As explained above, according to the system of the present invention, silence can be generated on the decoding device side using the silence section information included between audio packets. Therefore, the originating side does not need to assign serial numbers to audio packets, but instead it is sufficient to provide silent section information. It is adaptable and provides flexibility in selecting the method for the entire packet switching system. To implement the method of the present invention, an extremely simple hardware configuration is required in which the addressing mechanism consists of only a counter, and a detection circuit matches the write address and read address, and generates silence according to the value of the silence interval information. An economical voice packet decoding device with excellent quality can be obtained, and can be applied to complex communication systems that process voice communication and data communication together.

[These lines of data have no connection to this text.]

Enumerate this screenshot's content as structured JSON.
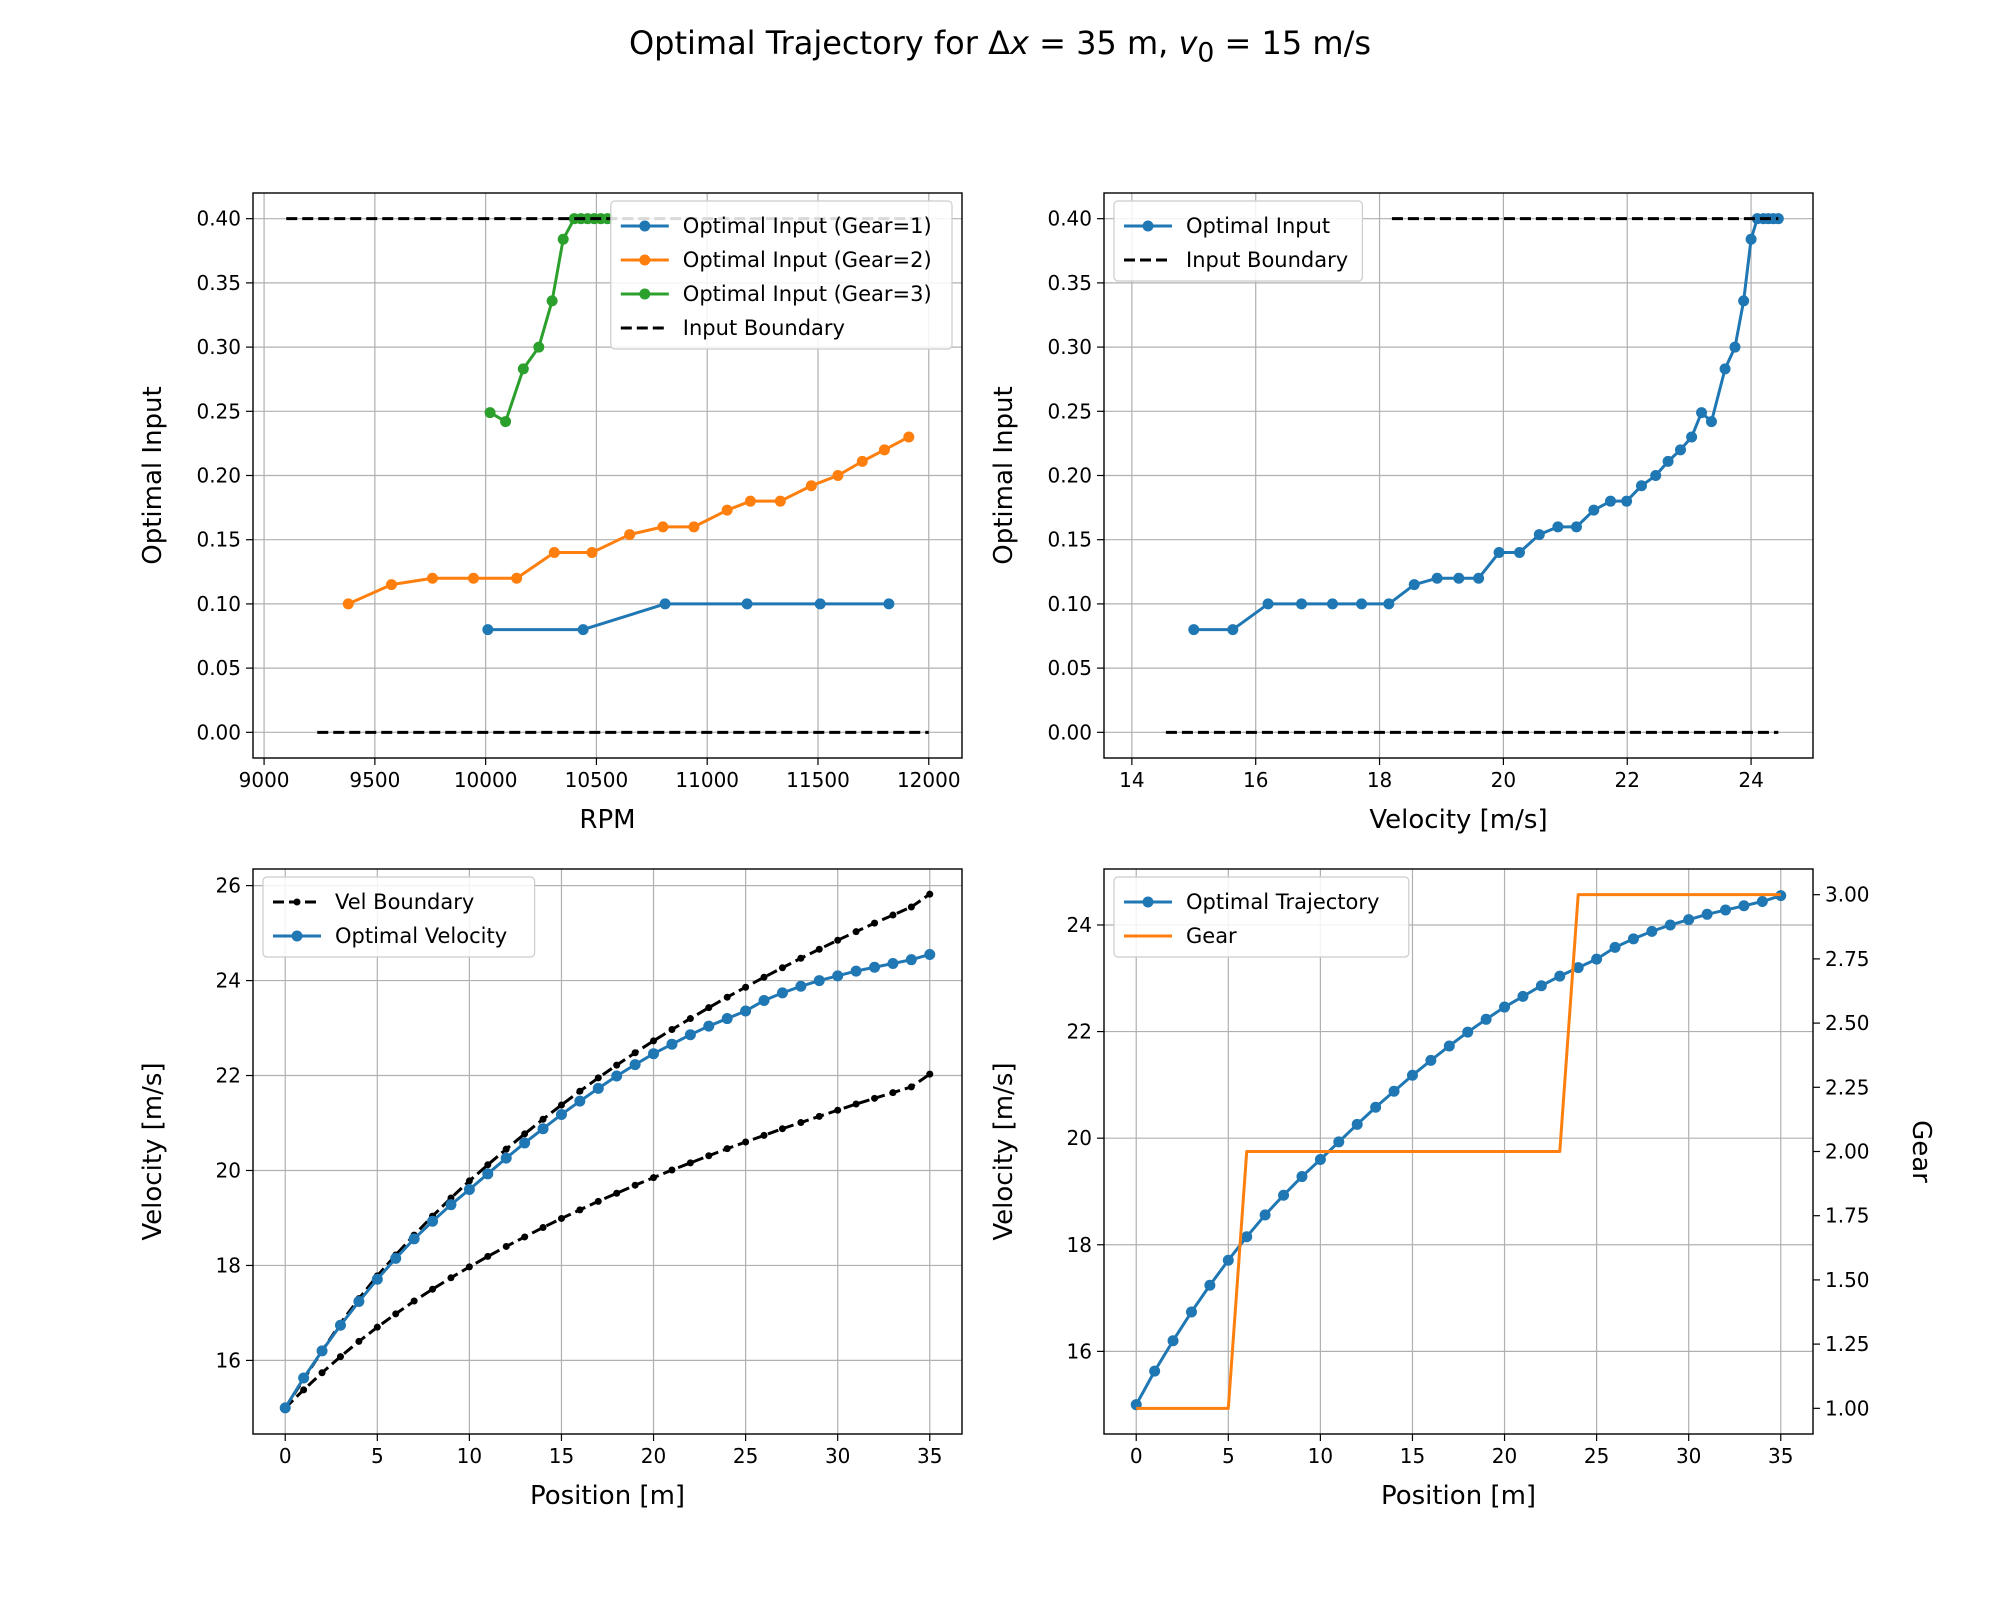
{
  "figure": {
    "title": {
      "prefix": "Optimal Trajectory for Δ",
      "x_var": "x",
      "mid": " = 35 m, ",
      "v_var": "v",
      "v_sub": "0",
      "suffix": " = 15 m/s"
    }
  },
  "colors": {
    "blue": "#1f77b4",
    "orange": "#ff7f0e",
    "green": "#2ca02c",
    "black": "#000000",
    "grid": "#b0b0b0"
  },
  "chart_data": [
    {
      "type": "line",
      "xlabel": "RPM",
      "ylabel": "Optimal Input",
      "xlim": [
        8950,
        12150
      ],
      "ylim": [
        -0.02,
        0.42
      ],
      "xticks": [
        9000,
        9500,
        10000,
        10500,
        11000,
        11500,
        12000
      ],
      "yticks": [
        0.0,
        0.05,
        0.1,
        0.15,
        0.2,
        0.25,
        0.3,
        0.35,
        0.4
      ],
      "ytick_labels": [
        "0.00",
        "0.05",
        "0.10",
        "0.15",
        "0.20",
        "0.25",
        "0.30",
        "0.35",
        "0.40"
      ],
      "grid": true,
      "legend": "top-right",
      "series": [
        {
          "name": "Optimal Input (Gear=1)",
          "color": "#1f77b4",
          "style": "line-marker",
          "x": [
            10010,
            10440,
            10810,
            11180,
            11510,
            11820
          ],
          "y": [
            0.08,
            0.08,
            0.1,
            0.1,
            0.1,
            0.1
          ]
        },
        {
          "name": "Optimal Input (Gear=2)",
          "color": "#ff7f0e",
          "style": "line-marker",
          "x": [
            9380,
            9575,
            9760,
            9945,
            10140,
            10310,
            10480,
            10650,
            10800,
            10940,
            11090,
            11195,
            11330,
            11470,
            11590,
            11700,
            11800,
            11910
          ],
          "y": [
            0.1,
            0.115,
            0.12,
            0.12,
            0.12,
            0.14,
            0.14,
            0.154,
            0.16,
            0.16,
            0.173,
            0.18,
            0.18,
            0.192,
            0.2,
            0.211,
            0.22,
            0.23
          ]
        },
        {
          "name": "Optimal Input (Gear=3)",
          "color": "#2ca02c",
          "style": "line-marker",
          "x": [
            10020,
            10090,
            10170,
            10240,
            10300,
            10350,
            10400,
            10430,
            10460,
            10490,
            10520,
            10550
          ],
          "y": [
            0.249,
            0.242,
            0.283,
            0.3,
            0.336,
            0.384,
            0.4,
            0.4,
            0.4,
            0.4,
            0.4,
            0.4
          ]
        },
        {
          "name": "Input Boundary",
          "color": "#000000",
          "style": "dashed",
          "segments": [
            {
              "x": [
                9100,
                12000
              ],
              "y": [
                0.4,
                0.4
              ]
            },
            {
              "x": [
                9240,
                12000
              ],
              "y": [
                0.0,
                0.0
              ]
            }
          ]
        }
      ]
    },
    {
      "type": "line",
      "xlabel": "Velocity [m/s]",
      "ylabel": "Optimal Input",
      "xlim": [
        13.55,
        25.0
      ],
      "ylim": [
        -0.02,
        0.42
      ],
      "xticks": [
        14,
        16,
        18,
        20,
        22,
        24
      ],
      "yticks": [
        0.0,
        0.05,
        0.1,
        0.15,
        0.2,
        0.25,
        0.3,
        0.35,
        0.4
      ],
      "ytick_labels": [
        "0.00",
        "0.05",
        "0.10",
        "0.15",
        "0.20",
        "0.25",
        "0.30",
        "0.35",
        "0.40"
      ],
      "grid": true,
      "legend": "top-left",
      "series": [
        {
          "name": "Optimal Input",
          "color": "#1f77b4",
          "style": "line-marker",
          "x": [
            15.0,
            15.63,
            16.2,
            16.74,
            17.24,
            17.71,
            18.15,
            18.56,
            18.93,
            19.28,
            19.6,
            19.93,
            20.26,
            20.58,
            20.88,
            21.18,
            21.46,
            21.73,
            21.99,
            22.23,
            22.46,
            22.66,
            22.86,
            23.04,
            23.2,
            23.36,
            23.58,
            23.74,
            23.88,
            24.0,
            24.1,
            24.2,
            24.28,
            24.36,
            24.44
          ],
          "y": [
            0.08,
            0.08,
            0.1,
            0.1,
            0.1,
            0.1,
            0.1,
            0.115,
            0.12,
            0.12,
            0.12,
            0.14,
            0.14,
            0.154,
            0.16,
            0.16,
            0.173,
            0.18,
            0.18,
            0.192,
            0.2,
            0.211,
            0.22,
            0.23,
            0.249,
            0.242,
            0.283,
            0.3,
            0.336,
            0.384,
            0.4,
            0.4,
            0.4,
            0.4,
            0.4
          ]
        },
        {
          "name": "Input Boundary",
          "color": "#000000",
          "style": "dashed",
          "segments": [
            {
              "x": [
                14.55,
                24.44
              ],
              "y": [
                0.0,
                0.0
              ]
            },
            {
              "x": [
                18.2,
                24.44
              ],
              "y": [
                0.4,
                0.4
              ]
            }
          ]
        }
      ]
    },
    {
      "type": "line",
      "xlabel": "Position [m]",
      "ylabel": "Velocity [m/s]",
      "xlim": [
        -1.75,
        36.75
      ],
      "ylim": [
        14.45,
        26.35
      ],
      "xticks": [
        0,
        5,
        10,
        15,
        20,
        25,
        30,
        35
      ],
      "yticks": [
        16,
        18,
        20,
        22,
        24,
        26
      ],
      "grid": true,
      "legend": "top-left",
      "series": [
        {
          "name": "Vel Boundary",
          "color": "#000000",
          "style": "dashed-dots",
          "x": [
            0,
            1,
            2,
            3,
            4,
            5,
            6,
            7,
            8,
            9,
            10,
            11,
            12,
            13,
            14,
            15,
            16,
            17,
            18,
            19,
            20,
            21,
            22,
            23,
            24,
            25,
            26,
            27,
            28,
            29,
            30,
            31,
            32,
            33,
            34,
            35
          ],
          "y": [
            15.0,
            15.6,
            16.2,
            16.78,
            17.3,
            17.78,
            18.22,
            18.64,
            19.04,
            19.42,
            19.78,
            20.12,
            20.45,
            20.77,
            21.08,
            21.38,
            21.67,
            21.95,
            22.22,
            22.48,
            22.73,
            22.97,
            23.2,
            23.43,
            23.65,
            23.86,
            24.07,
            24.27,
            24.47,
            24.66,
            24.85,
            25.03,
            25.21,
            25.38,
            25.55,
            25.82
          ]
        },
        {
          "name": "",
          "color": "#000000",
          "style": "dashed-dots",
          "x": [
            0,
            1,
            2,
            3,
            4,
            5,
            6,
            7,
            8,
            9,
            10,
            11,
            12,
            13,
            14,
            15,
            16,
            17,
            18,
            19,
            20,
            21,
            22,
            23,
            24,
            25,
            26,
            27,
            28,
            29,
            30,
            31,
            32,
            33,
            34,
            35
          ],
          "y": [
            15.0,
            15.38,
            15.74,
            16.08,
            16.4,
            16.7,
            16.98,
            17.25,
            17.5,
            17.74,
            17.97,
            18.19,
            18.4,
            18.6,
            18.8,
            18.99,
            19.17,
            19.35,
            19.52,
            19.69,
            19.85,
            20.01,
            20.16,
            20.31,
            20.46,
            20.6,
            20.74,
            20.88,
            21.01,
            21.14,
            21.27,
            21.4,
            21.52,
            21.64,
            21.76,
            22.03
          ]
        },
        {
          "name": "Optimal Velocity",
          "color": "#1f77b4",
          "style": "line-marker",
          "x": [
            0,
            1,
            2,
            3,
            4,
            5,
            6,
            7,
            8,
            9,
            10,
            11,
            12,
            13,
            14,
            15,
            16,
            17,
            18,
            19,
            20,
            21,
            22,
            23,
            24,
            25,
            26,
            27,
            28,
            29,
            30,
            31,
            32,
            33,
            34,
            35
          ],
          "y": [
            15.0,
            15.63,
            16.2,
            16.74,
            17.24,
            17.71,
            18.15,
            18.56,
            18.93,
            19.28,
            19.6,
            19.93,
            20.26,
            20.58,
            20.88,
            21.18,
            21.46,
            21.73,
            21.99,
            22.23,
            22.46,
            22.66,
            22.86,
            23.04,
            23.2,
            23.36,
            23.58,
            23.74,
            23.88,
            24.0,
            24.1,
            24.2,
            24.28,
            24.36,
            24.44,
            24.55
          ]
        }
      ]
    },
    {
      "type": "line",
      "xlabel": "Position [m]",
      "ylabel": "Velocity [m/s]",
      "y2label": "Gear",
      "xlim": [
        -1.75,
        36.75
      ],
      "ylim": [
        14.45,
        25.05
      ],
      "y2lim": [
        0.9,
        3.1
      ],
      "xticks": [
        0,
        5,
        10,
        15,
        20,
        25,
        30,
        35
      ],
      "yticks": [
        16,
        18,
        20,
        22,
        24
      ],
      "y2ticks": [
        1.0,
        1.25,
        1.5,
        1.75,
        2.0,
        2.25,
        2.5,
        2.75,
        3.0
      ],
      "y2tick_labels": [
        "1.00",
        "1.25",
        "1.50",
        "1.75",
        "2.00",
        "2.25",
        "2.50",
        "2.75",
        "3.00"
      ],
      "grid": true,
      "legend": "top-left",
      "series": [
        {
          "name": "Optimal Trajectory",
          "color": "#1f77b4",
          "style": "line-marker",
          "axis": "left",
          "x": [
            0,
            1,
            2,
            3,
            4,
            5,
            6,
            7,
            8,
            9,
            10,
            11,
            12,
            13,
            14,
            15,
            16,
            17,
            18,
            19,
            20,
            21,
            22,
            23,
            24,
            25,
            26,
            27,
            28,
            29,
            30,
            31,
            32,
            33,
            34,
            35
          ],
          "y": [
            15.0,
            15.63,
            16.2,
            16.74,
            17.24,
            17.71,
            18.15,
            18.56,
            18.93,
            19.28,
            19.6,
            19.93,
            20.26,
            20.58,
            20.88,
            21.18,
            21.46,
            21.73,
            21.99,
            22.23,
            22.46,
            22.66,
            22.86,
            23.04,
            23.2,
            23.36,
            23.58,
            23.74,
            23.88,
            24.0,
            24.1,
            24.2,
            24.28,
            24.36,
            24.44,
            24.55
          ]
        },
        {
          "name": "Gear",
          "color": "#ff7f0e",
          "style": "line",
          "axis": "right",
          "x": [
            0,
            5,
            6,
            23,
            24,
            35
          ],
          "y": [
            1,
            1,
            2,
            2,
            3,
            3
          ]
        }
      ]
    }
  ]
}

[Brief explanation of the drawing]

FIG. 1 is a block diagram showing one embodiment of the present invention;
FIG. 2 is an explanatory diagram showing the relationship between the silent section information of the audio packet and the write control signal, where a is a pulse sequence diagram of the audio packet, b is the silent section information, and c is the write control signal. WG...Write gate, CTL...Control circuit, M
...Memory, WAC...Write address counter, RAC...Read address counter, DET...
...Detection circuit, 10...AND circuit, OR...OR circuit, CLK...clock circuit, D...discrimination circuit, BUF...buffer circuit, DEC...decoder,
VD...Sound data, DIF...Silent section information, WP...Write control signal, VF...Original audio signal.

Claims (1)

[Claims] 1. In an audio packet decoding method that receives silent interval information, audio data, and a write control signal when decoding an audio packet, and decodes the original audio signal, the silent interval information and audio data are stored. means for specifying a write address to the storage means, means for specifying a read address from the storage means, means for generating silence in accordance with silence interval information from the storage means, and means for detecting that the addressing means and the read addressing means designate the same address; means for controlling to generate silence when there is an output from the detecting means; and silence to receive when there is an output from the detecting means. An audio packet decoding method characterized by having means for converting section information into a constant value to obtain new silent section information. 2. The audio packet decoding system according to claim 1, wherein one audio sample is stored at one address of the storage means designated by the write address designation means.